I've been curious about this for a while. You appear to be referring to the various Win32 APIs (USER32 / GDI32). I've lately become unsure about whether they are still as low-level as one can get in recent versions of Windows (8.0 and later), or whether these APIs have been silently converted to sit on top of other stuff (such as Direct2D, DirectWrite, etc.). How do the older APIs relate to the newer ones? I'd love it if you could clarify that bit!

stakx on 16 Dec 2018

@stakx, I am referring to USER32 and GDI32.

I'll give you a cursory overview of what I know off the top of my head without spending hours confirming the details. As such, some of this is subject to handwaving and could be mildly incorrect but is probably in the right direction. Consider every statement to be my personal knowledge on how the world works and subject to opinion or error.

For the graphics part of the pipeline (GDI32), the user-mode portions of GDI are pretty far down. The app calls GDI32, some work is done in that DLL on the user-mode side, then a kernel call jumps over to the kernel and drawing occurs.

The portion that you're thinking of regarding "silently converted to sit on top of other stuff" is probably that once we hit the kernel calls, a bunch of the kernel GDI stuff tends to be re-platformed on top of the same stuff as DirectX when it is actually handled by the NVIDIA/AMD/Intel/etc. graphics driver and the GPU at the bottom of the stack. I think this happened with the graphics driver re-architecture that came as a part of WDDM for Windows Vista. There's a document out there somewhere about what calls are still really fast in GDI and which are slower as a result of the re-platforming. Last time I found that document and checked, we were using the fast ones.

On top of GDI, I believe there are things like Common Controls or comctl32.dll which provided folks reusable sets of buttons and elements to make their UIs before we had nicer declarative frameworks. We don't use those in the console really (except in the property sheet off the right click menu).

As for DirectWrite and D2D and D3D and DXGI themselves, they're a separate set of commands and paths that are completely off to the side from GDI at all both in user and kernel mode. They're not really related other than that there's some interoperability provisions between the two. Most of our other UI frameworks tend to be built on top of the DirectX stack though. XAML is for sure. I think WPF is.
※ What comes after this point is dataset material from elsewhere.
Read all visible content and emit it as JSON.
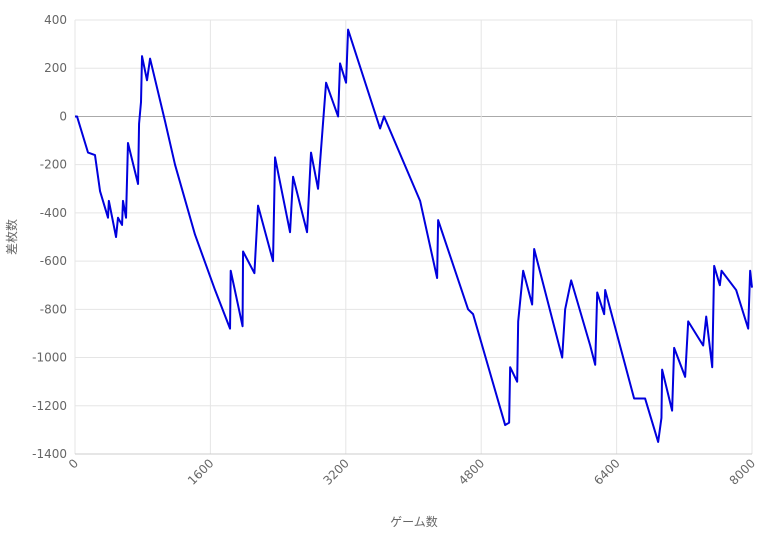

Not sure about WinForms. And I believe the composition stack and the window manager are using DirectX as well.

As for the input/interaction part of the pipeline (USER32), I tend to find most other newer things (at least for desktop PCs) are built on top of what is already there. USER32's major concept is windows and window handles and everything is sent to a window handle. As long as you're on a desktop machine (or a laptop or whatever... I mean a classic-style Windows-powered machine), there's a window handle involved and messages floating around and that means we're talking USER32.

The window message queue is just a straight up FIFO (more or less) of whatever input has occurred relevant to that window while it's in the foreground + whatever has been sent to the window by other components in the system.

The newer technologies and the frameworks like XAML and WPF and WinForms tend to receive the messages from the window message queue one way or another and process them and turn them into event callbacks to various objects that they've provisioned within their world.

However, the newer technologies that also work on other non-desktop platforms like XAML tend to have the ability to process stuff off of a completely different non-USER32 stack as well. There's a separate parallel stack to USER32 with all of our new innovations and realizations on how input and interaction should occur that doesn't exactly deal with classic messaging queues and window handles the same way. This is the whole Core* family of things like CoreWindow and CoreMessaging. They also have a different concept of "what is a user" that isn't so centric around your butt in rolling chair in front of a screen with a keyboard and mouse on the desk.

Now, if you're on XAML or one of the other Frameworks... all this intricacy is handled for you. XAML figures out how to draw on DirectX for you and negotiates with the compositor and window manager for cool effects on your behalf. It figures out whether to get your input events from USER32 or Core* or whatever transparently depending on your platform and the input stacks can handle pen, touch, keyboard, mouse, and so on in a unified manner. It has provisions inside it embedded to do all the sorts of globalization, accessibility, input interaction, etc. stuff that make your life easy. But you could choose to go directly to the low-level and handle it yourself or skip handling what you don't care about.

The trick is that GDI32 and USER32 were designed for a limited world with a limited set of commands. Desktop PCs were the only thing that existed, single user at the keyboard and mouse, simple graphics output to a VGA monitor. So using them directly at the "low level" like conhost does is pretty easy. The new platforms could be used at the "low level" but they're orders of magnitude more complicated because they now account for everything that has happened with personal computing in 20+ years like different form factors, multiple active users, multiple graphics adapters, and on and on and on and on. So you tend to use a framework when using the new stuff so your head doesn't explode. They handle it for you, but they handle more than they ever did before so they're slower to some degree.

So are GDI32 and USER32 "lower" than the new stuff? Sort of.
Can you get that low with the newer stuff? Mostly yes, but you probably shouldn't and don't want to.
Does new live on top of old or is old replatformed on the new? Sometimes and/or partially.
Basically... it's like the answer to anything software... "it's an unmitigated disaster and if we all stepped back a moment, we should be astounded that it works at all." :P

Anyway, that's enough ramble for one morning. Hopefully that somewhat answered your questions and gave you a bit more insight.

miniksa on 17 Dec 2018

👍58 ❤26 🚀4 🎉3 😄1